For me it is poor done comparison. This is basic engineering. guys. We dont know to which of radiators hot water is going, it makes a lot of difference. There are basically two types of heat exchangers, cocurent flow and countercurent flow, usually countercurrent flow is more efficient. For computer cooling it is a big difference if you are flowing hot water to intake radiator or outlet radiator. For cocurent flow case, you direct hot water first to intake radiator, water cools down but, air is heated a lot, so when it is moved to second radiator we have hot air and cool water, so efficiency of second radiator is low or even it is heating water (if intake radiator is much bigger and/or water loop is overbuild for rig power).
BUT for countecurent setup, hot water goes to outlet radiator first! And we are cooling hot water by hot air from case, usually temperature difference is big enough for efficient heat transfer. Next cold water flows to intake radiator and is cooled more by fresh (ambient) air.
For Minecraft server case situation is kinda similar, if your hot water was directed to intake (first) radiator, second and third radiator are almost useless, but if hot water was directed to last radiator, water could be cooled to almost ambient temps.
So for summary: Loop should go from CPU block to GPU block to OUTLET rad to INTAKE rad, this IS most efficient one loop setup.
And this is not only you, I was commenting on some Jays2Cent videos about his personal rig update and his design is very inefficient.
And all this crap is engineering 101 guys, you should ask Alex before making this video.
commenting to bump
Corsair and ltt never addresed this. it was never a part of the disussion, and it only applies to the stacked rad case. Ther are basically sayng stacked rads are bad under any circumstanes.
@@OriginalMergatroid This should be the main point of this discussion, they makes some claims and show some data without any criteria. I don't know what exactly Corsair calculate and what message they send to Linus.
When you start building a water-cooling loop you want to know what is the best solution, for Linus slaping another rad is easy, but for some average enthusiast maybe not and if you bought additional rad you want to place it in the most efficient way.
0:18 judging from this Corsair is saying you need *separate* airintakes to supply each rad with their own cold air. Which makes sense. Corsair is right that the most cooling occurs with the highest temperature differences; so you want cold air against your hot rad, not pre-heated air.
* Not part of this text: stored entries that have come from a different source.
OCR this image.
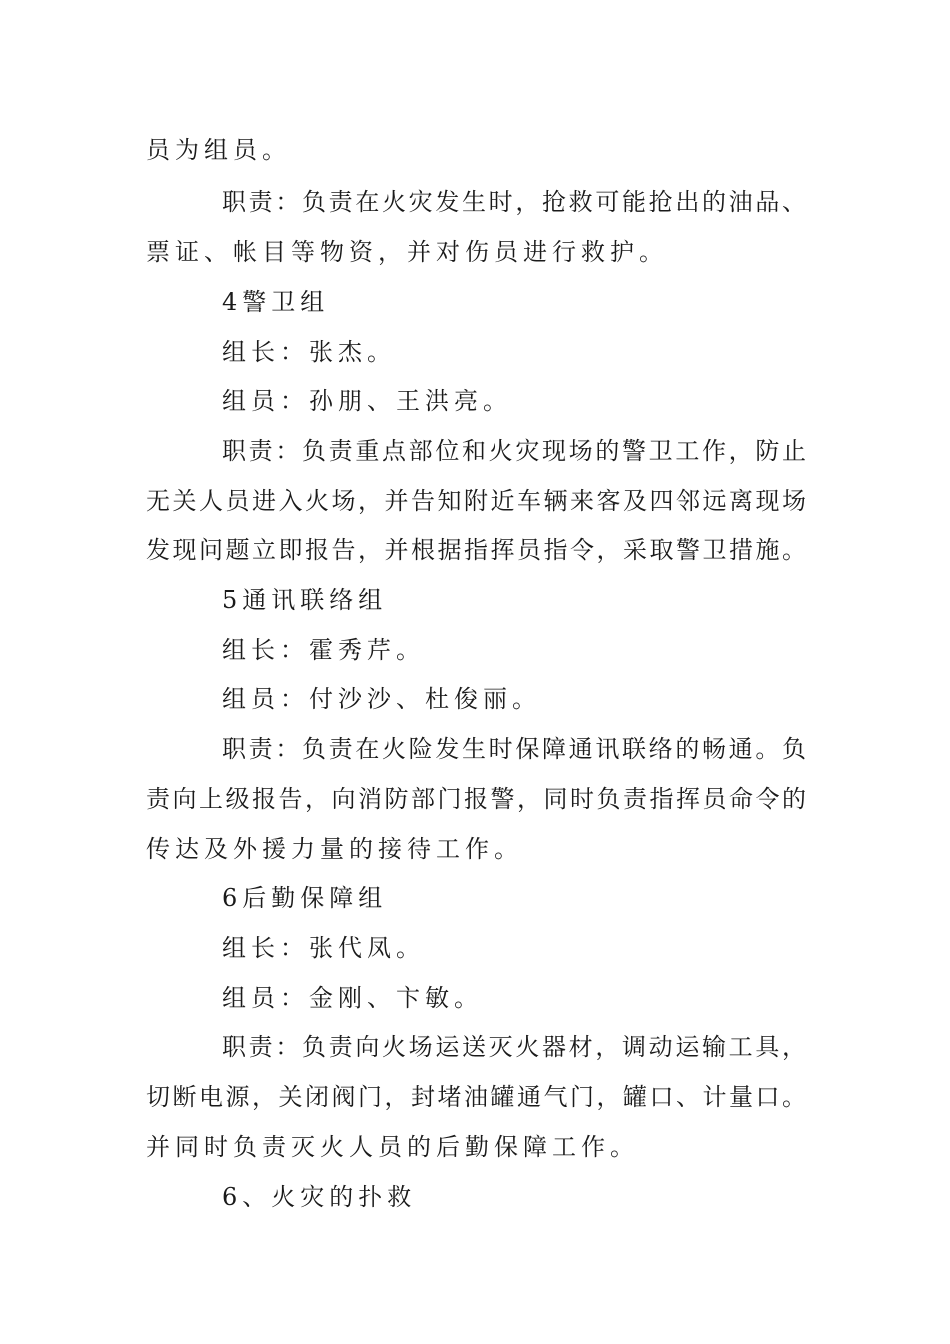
员为组员。
职责：负责在火灾发生时，抢救可能抢出的油品、
票证、帐目等物资，并对伤员进行救护。
4警卫组
组长：张杰。
组员：孙朋、王洪亮。
职责：负责重点部位和火灾现场的警卫工作，防止
无关人员进入火场，并告知附近车辆来客及四邻远离现场
发现问题立即报告，并根据指挥员指令，采取警卫措施。
5通讯联络组
组长：霍秀芹。
组员：付沙沙、杜俊丽。
职责：负责在火险发生时保障通讯联络的畅通。负
责向上级报告，向消防部门报警，同时负责指挥员命令的
传达及外援力量的接待工作。
6后勤保障组
组长：张代凤。
组员：金刚、卞敏。
职责：负责向火场运送灭火器材，调动运输工具，
切断电源，关闭阀门，封堵油罐通气门，罐口、计量口。
并同时负责灭火人员的后勤保障工作。
6、火灾的扑救
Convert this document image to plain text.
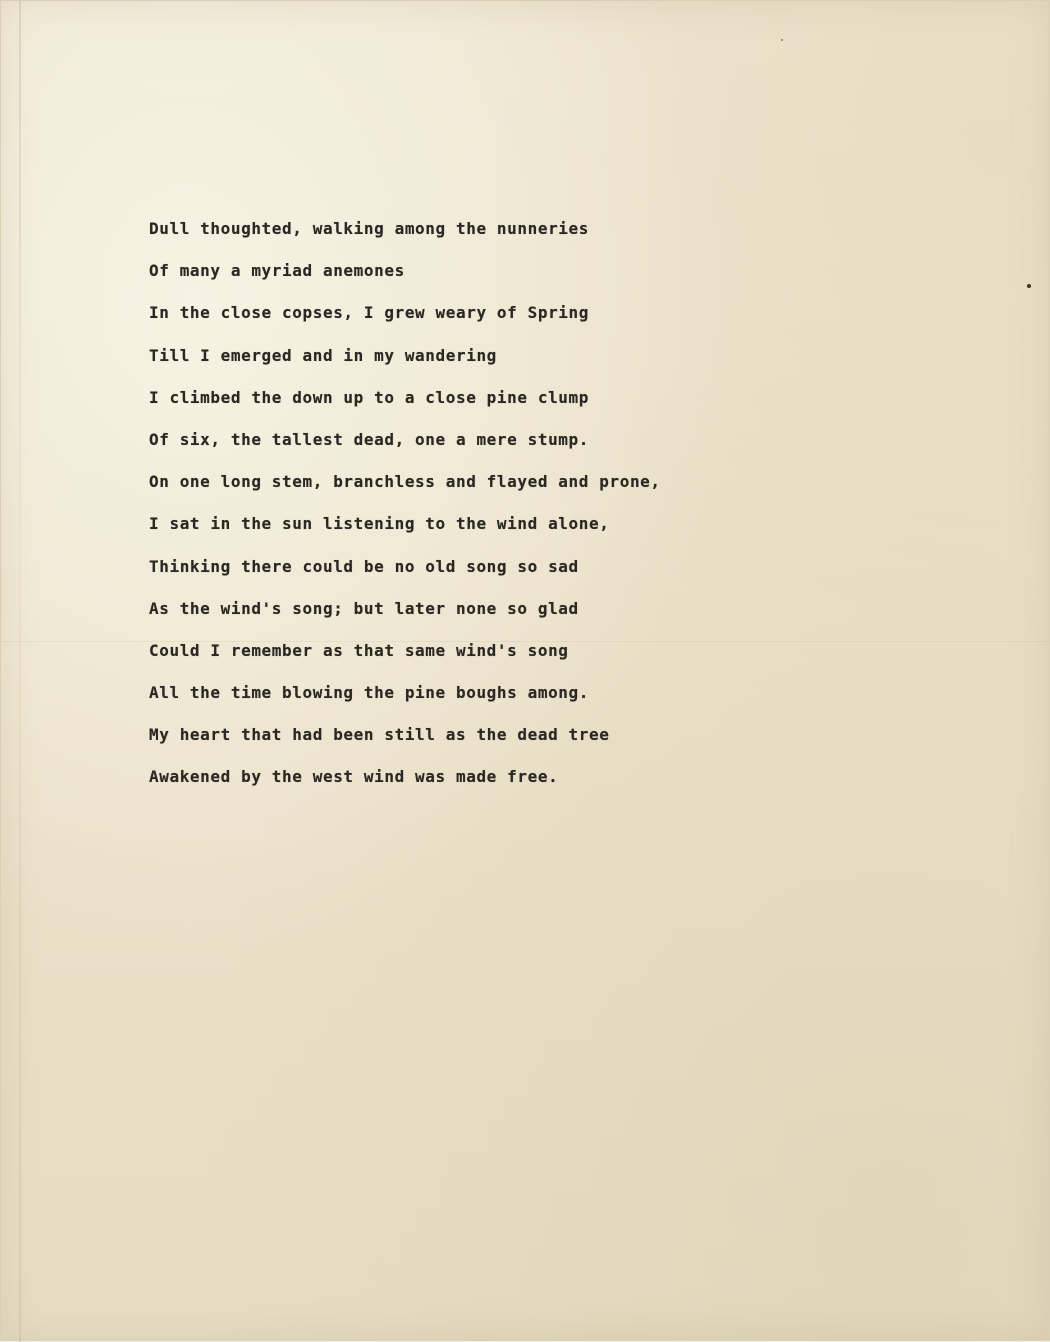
Dull thoughted, walking among the nunneries
Of many a myriad anemones
In the close copses, I grew weary of Spring
Till I emerged and in my wandering
I climbed the down up to a close pine clump
Of six, the tallest dead, one a mere stump.
On one long stem, branchless and flayed and prone,
I sat in the sun listening to the wind alone,
Thinking there could be no old song so sad
As the wind's song; but later none so glad
Could I remember as that same wind's song
All the time blowing the pine boughs among.
My heart that had been still as the dead tree
Awakened by the west wind was made free.
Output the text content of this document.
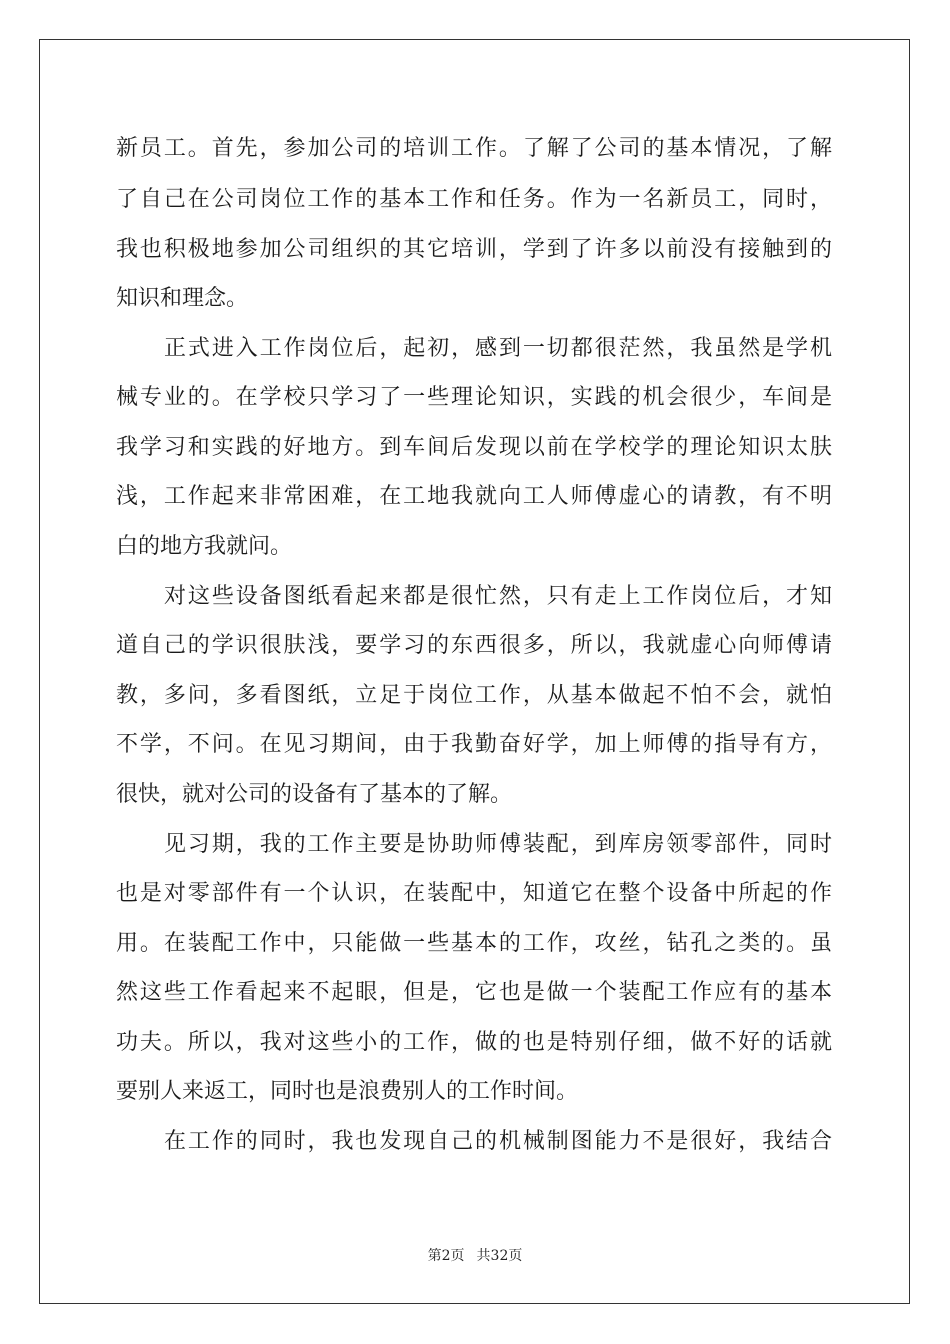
新员工。首先，参加公司的培训工作。了解了公司的基本情况，了解
了自己在公司岗位工作的基本工作和任务。作为一名新员工，同时，
我也积极地参加公司组织的其它培训，学到了许多以前没有接触到的
知识和理念。
正式进入工作岗位后，起初，感到一切都很茫然，我虽然是学机
械专业的。在学校只学习了一些理论知识，实践的机会很少，车间是
我学习和实践的好地方。到车间后发现以前在学校学的理论知识太肤
浅，工作起来非常困难，在工地我就向工人师傅虚心的请教，有不明
白的地方我就问。
对这些设备图纸看起来都是很忙然，只有走上工作岗位后，才知
道自己的学识很肤浅，要学习的东西很多，所以，我就虚心向师傅请
教，多问，多看图纸，立足于岗位工作，从基本做起不怕不会，就怕
不学，不问。在见习期间，由于我勤奋好学，加上师傅的指导有方，
很快，就对公司的设备有了基本的了解。
见习期，我的工作主要是协助师傅装配，到库房领零部件，同时
也是对零部件有一个认识，在装配中，知道它在整个设备中所起的作
用。在装配工作中，只能做一些基本的工作，攻丝，钻孔之类的。虽
然这些工作看起来不起眼，但是，它也是做一个装配工作应有的基本
功夫。所以，我对这些小的工作，做的也是特别仔细，做不好的话就
要别人来返工，同时也是浪费别人的工作时间。
在工作的同时，我也发现自己的机械制图能力不是很好，我结合
第2页 共32页
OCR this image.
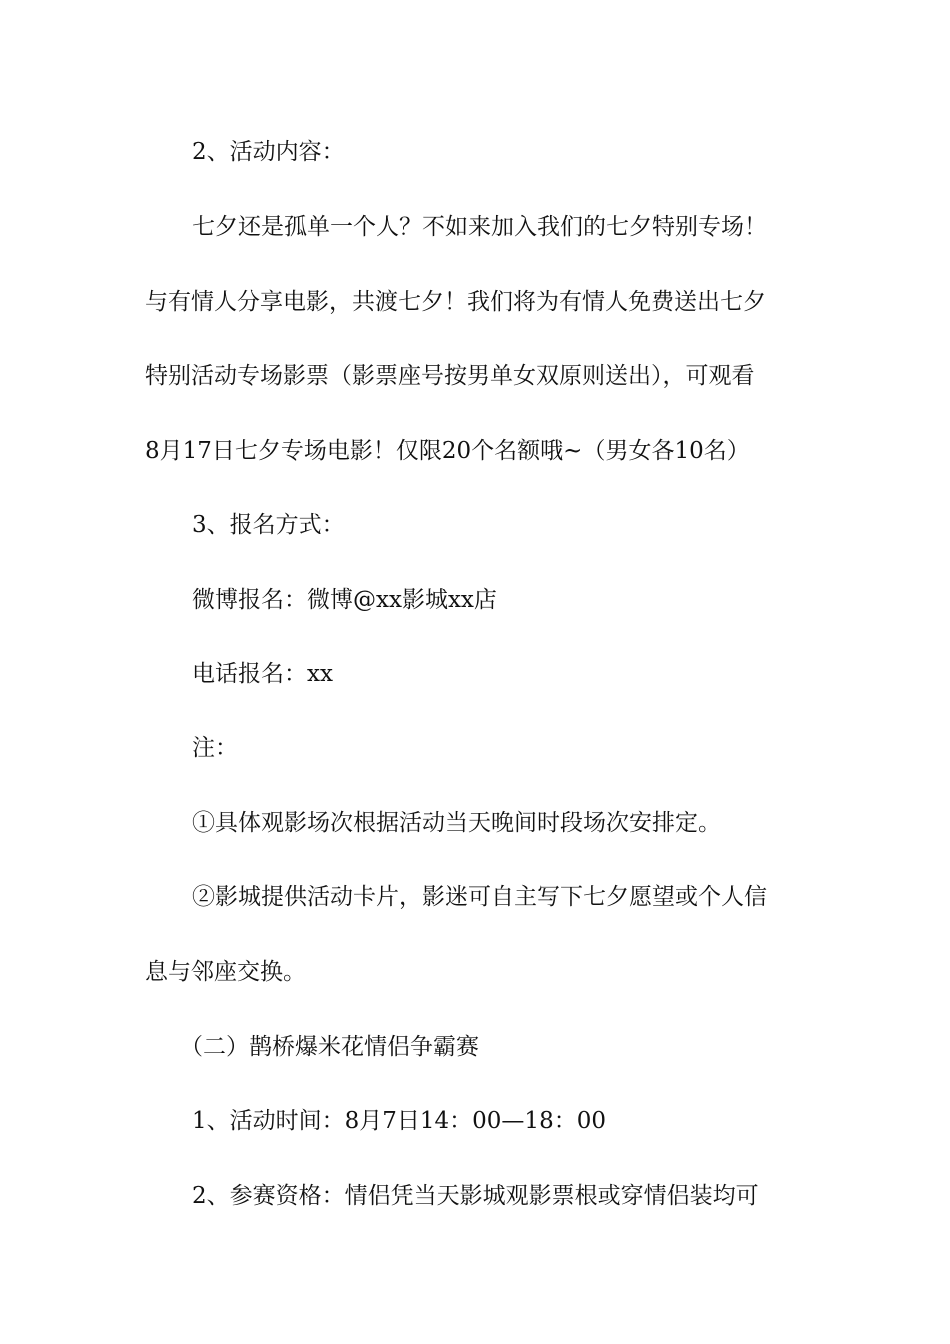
2、活动内容：
七夕还是孤单一个人？不如来加入我们的七夕特别专场！
与有情人分享电影，共渡七夕！我们将为有情人免费送出七夕
特别活动专场影票（影票座号按男单女双原则送出），可观看
8月17日七夕专场电影！仅限20个名额哦~（男女各10名）
3、报名方式：
微博报名：微博@xx影城xx店
电话报名：xx
注：
①具体观影场次根据活动当天晚间时段场次安排定。
②影城提供活动卡片，影迷可自主写下七夕愿望或个人信
息与邻座交换。
（二）鹊桥爆米花情侣争霸赛
1、活动时间：8月7日14：00—18：00
2、参赛资格：情侣凭当天影城观影票根或穿情侣装均可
6:46 Remember not 2 minutes ago where your additional rad gave you 20 degrees performance increase around 5:00 ? Well that's what I think Corsair is saying; you're essentially wasting the rad's power by not feeding it fresh air.
edit: I realize that I didn't properly explain the next part. What I'm saying is; in reactors they are OK with wasting cooling potential to reach higher temperatures so that the 2nd loop does more work. A 'reactor setup' water cooling would exhaust *hotter air* , but a 'corsair setup' water cooling would exhaust *more heat* .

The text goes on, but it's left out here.